LES CELLULES D' ESSAIS

STA 098 MAIN PROPULSION TEST ARTICLE

En juillet 1971, le centre Marshall à Huntsville, Alabama attribue un contrat à la division Rocketdyne de North American Rockwell pour concevoir, développer, fabriquer et tester le moteur du Space Shuttle, le SSME, Space Shuttle Main Engine, un moteur cryogénique, réutilisable et le plus puissant à cette époque. il développe 170 tonnes de poussée au sol et 215 tonnes dans le vide. Les essais des nouveaux moteurs auraient sont prévus au MTF, Mississipi test Facility rebaptisé en 1974 National Space Transportation Laboratory (NSTL). Le site qui a testé les moteurs F1 du Saturn 5 est modifié, les banc d'essais A-1 et A-2 adaptés pour le tir statique de moteurs SSME individuels. En mars 1975, Rocketdyne termine le moteur prototype 0001, aussi connu sous le nom de ISTB, plus grand et plus lourd qu'un moteur de vol. Son premier essai de non-allumage a lieu le 19 mai suivi d'un premier allumage le 24 juin, au stand d'essai A-1.
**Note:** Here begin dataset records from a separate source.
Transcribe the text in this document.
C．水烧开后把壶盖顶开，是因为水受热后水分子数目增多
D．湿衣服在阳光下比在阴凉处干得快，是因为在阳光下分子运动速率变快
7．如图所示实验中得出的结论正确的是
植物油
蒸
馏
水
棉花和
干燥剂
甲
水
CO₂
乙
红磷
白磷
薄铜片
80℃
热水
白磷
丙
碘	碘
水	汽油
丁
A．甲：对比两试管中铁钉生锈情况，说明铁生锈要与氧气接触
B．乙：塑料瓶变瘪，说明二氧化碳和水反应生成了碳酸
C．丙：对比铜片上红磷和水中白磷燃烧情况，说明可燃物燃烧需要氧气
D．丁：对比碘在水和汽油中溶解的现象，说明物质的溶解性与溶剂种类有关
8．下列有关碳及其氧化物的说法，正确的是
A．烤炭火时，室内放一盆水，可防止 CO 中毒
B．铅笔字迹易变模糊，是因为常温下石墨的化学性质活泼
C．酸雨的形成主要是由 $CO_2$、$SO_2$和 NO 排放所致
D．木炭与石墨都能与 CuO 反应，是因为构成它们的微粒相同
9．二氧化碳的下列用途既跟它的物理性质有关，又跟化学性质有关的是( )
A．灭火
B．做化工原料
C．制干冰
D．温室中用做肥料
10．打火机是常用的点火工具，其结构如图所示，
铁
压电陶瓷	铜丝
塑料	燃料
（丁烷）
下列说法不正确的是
Les essais des seconds et  3e moteurs de développement ont eu lieu en 1976 et 1977, avec plus de 150 allumages cumulant 3 500 secondes. Les essais ont révélé d'importants problèmes techniques, en particulier avec la turbopompe à carburant haute pression du moteur. Les essais se sont poursuivis en 1978, le 5e moteur étant le premier à fonctionner à 100 % de la puissance nominale lors d'un vol complet de 520 secondes le 10 mai. À la fin de 1978, le programme d'essai des moteurs avait accumulé plus de 34 000 secondes en 394 allumages. La certification en vol des SSME en préparation de la mission STS-1 commence en 1979 et se termine en décembre 1980. Les trois moteurs assignés à STS-1 commencent les essais de réception en avril 1979, chaque moteur ayant subi un contrôle de démarrage de 1,5 seconde, un tir d'étalonnage de 100 secondes et un essai de démonstration en vol de 520 secondes. Après avoir terminé les essais, les moteurs sont expédiés au KSC pour être installés sur la navette spatiale Columbia en juillet 1980. Un incendie de préparation de vol de 20 secondes a été vérifié lors du lancement de la Pad de lancement KSC 39A le 20 février 1981 en préparation des moteurs pour le lancement.

En parallèle à ces essais de moteur seul, validant la certification en vol, il fallait réaliser des essais avec les 3 moteurs SSME avant le premier vol pour fournir un scénario plus réaliste de la façon dont l'ensemble du système de propulsion se comporterait lors d'un lancement réel. La division spatiale Rockwell à Palmdale, en Californie, a pour cela construit MPTA-098.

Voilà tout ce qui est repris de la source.